»Kurz vor dem Ziel abgewürgt«

Chefarzt Dr. Ingo Klemens geht mit den Bürener Kommunalpolitikern hart ins Gericht. »20 Zentimeter vor der Ziellinie hat der Bürener Stadtrat den Rettungsversuch für das Bürener Krankenhaus abgewürgt«, kann Klemens die Entscheidung, dem St.-Nikolaus-Hospital die Unterstützung zu verweigern, nicht nachvollziehen.

Klemens, die Bürener Ärztin Claudia Rüter und der stellvertretende Verwaltungsleiter, Rolfe Wessmann, machen den Bürener Ratsmitgliedern heftige Vorwürfe. »Aus unerfindlichen Gründen hat der Rat die Notbremse gezogen, wo es nicht nötig war«, sagt Claudia Rüter, die in den vergangenen fünf Monaten unermüdlich für den Erhalt des Krankenhauses gekämpft hat.

Für sie und Dr. Ingo Klemens hätten offenbar lediglich »persönliche Animositäten« zur Entscheidung des Rates geführt. »Ich hätte nie damit gerechnet, dass die eigene Partei ihren Bürgermeister so vor die Wand laufen lässt. Das hat mit Realpolitik nichts mehr zu tun. Wenn man den Erhalt des Krankenhauses nicht will, hätte man das vorher sagen müssen«, so Klemens.

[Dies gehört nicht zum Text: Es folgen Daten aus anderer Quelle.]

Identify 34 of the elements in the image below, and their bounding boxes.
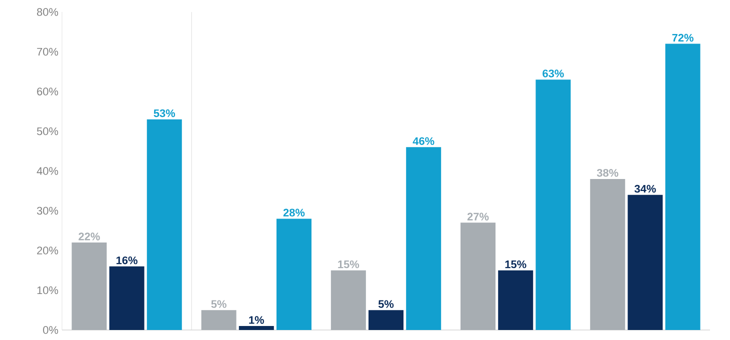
y-tick-label: 20% bbox=[37, 246, 58, 254]
data-label: 27% bbox=[467, 212, 489, 220]
data-label: 28% bbox=[283, 208, 305, 217]
bar bbox=[276, 218, 312, 330]
bar bbox=[146, 119, 182, 330]
y-tick-label: 10% bbox=[37, 286, 58, 294]
y-tick-label: 70% bbox=[37, 48, 58, 56]
bar bbox=[406, 147, 442, 330]
data-label: 1% bbox=[249, 316, 264, 324]
data-label: 16% bbox=[116, 256, 138, 264]
y-tick-label: 40% bbox=[36, 167, 58, 175]
data-label: 72% bbox=[672, 34, 694, 42]
bar bbox=[238, 326, 274, 330]
data-label: 34% bbox=[634, 184, 656, 193]
bar bbox=[665, 44, 700, 330]
data-label: 5% bbox=[378, 300, 394, 308]
bar bbox=[628, 194, 663, 330]
y-tick-label: 0% bbox=[43, 326, 58, 334]
data-label: 15% bbox=[338, 260, 360, 268]
y-tick-label: 30% bbox=[36, 206, 58, 215]
data-label: 5% bbox=[211, 300, 226, 308]
data-label: 38% bbox=[596, 168, 618, 177]
data-label: 15% bbox=[505, 260, 526, 268]
data-label: 22% bbox=[78, 232, 100, 240]
bar bbox=[498, 270, 534, 330]
bar bbox=[368, 310, 404, 330]
bar bbox=[536, 80, 571, 330]
data-label: 63% bbox=[542, 70, 564, 78]
y-tick-label: 50% bbox=[36, 127, 58, 136]
bar bbox=[109, 266, 144, 330]
data-label: 53% bbox=[154, 109, 176, 118]
y-tick-label: 60% bbox=[37, 88, 58, 96]
y-tick-label: 80% bbox=[37, 8, 58, 16]
data-label: 46% bbox=[412, 137, 434, 145]
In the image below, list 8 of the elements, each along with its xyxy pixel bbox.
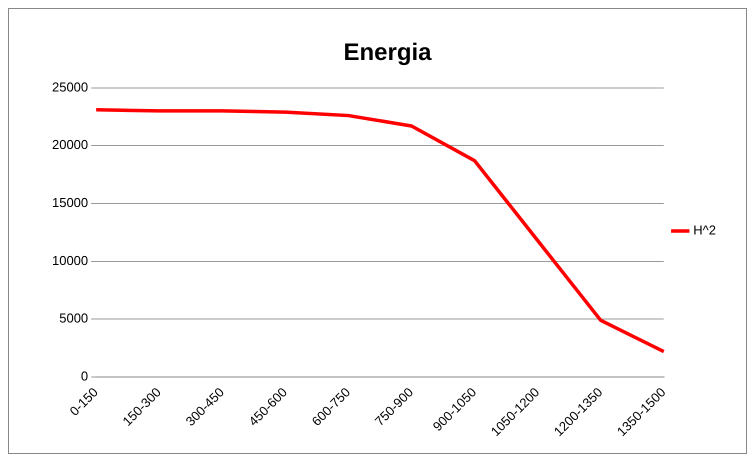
y-tick-label: 25000 [52, 79, 88, 94]
y-tick-label: 20000 [52, 137, 88, 152]
chart-title: Energia [343, 39, 432, 66]
legend-label: H^2 [693, 222, 716, 238]
y-tick-label: 0 [80, 368, 88, 384]
y-tick-label: 15000 [52, 195, 88, 210]
y-tick-label: 10000 [52, 252, 88, 268]
y-tick-label: 5000 [59, 310, 88, 326]
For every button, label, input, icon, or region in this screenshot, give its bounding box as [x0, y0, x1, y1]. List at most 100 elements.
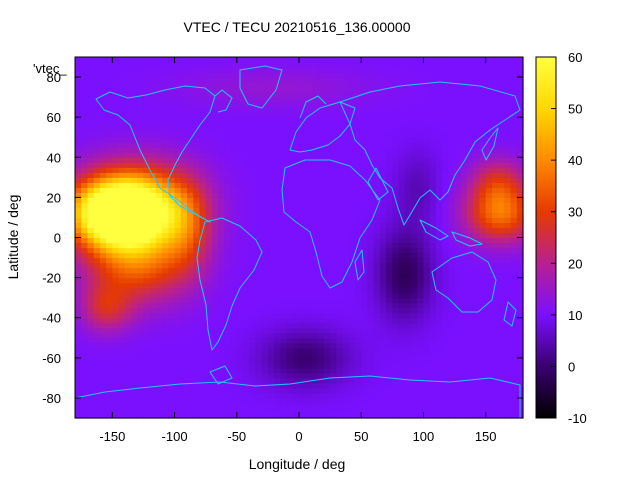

Der Bürener Stadtrat hatte in nichtöffentlicher Sitzung am vergangenen Donnerstag den Geldhahn für das Bürener Krankenhaus zugedreht. Nachdem die Marseille-Kliniken AG aus Hamburg im April Insolvenz angemeldet hatte, hatte der Rat im Juni eine Finanzspritze von 300 000 Euro bis Ende September genehmigt. Zwischenzeitlich sollte Bürgermeister Burkhard Schwuchow ein Betriebskonzept erarbeiten und nach Investoren suchen. Jetzt soll kein Geld mehr fließen.
Und das zu einem aus Sicht der Mitarbeiter denkbar ungünstigen Zeitpunkt. »Eigentlich war alles für ein Gesundheitszentrum geregelt«, sagt Claudia Rüter, die sogar bis zum Innenminister vorgedrungen ist. Insgesamt zehn Ärzte, darunter ein Kardiologe, ein Neurologe und auch ein Facharzt für Diabetes, hatten Interesse an einem Gesundheitszentrum mit Arztpraxen und Belegbetten gezeigt. »Uns sind sogar Sonderregelungen der Kassenärztlichen Vereinigung in Aussicht gestellt worden. Der Bürgermeister hat mit sechs der großen Krankenkassen gesprochen, die alle Zustimmung signalisiert haben«, ist für Claudia Rüter völlig unverständlich, warum gerade jetzt das Aus für das Krankenhaus besiegelt wird. »Ich fühle mich brüskiert«, ist die Medizinerin wütend und vermisst Verantwortungsbewusstsein bei den Ratsmitgliedern.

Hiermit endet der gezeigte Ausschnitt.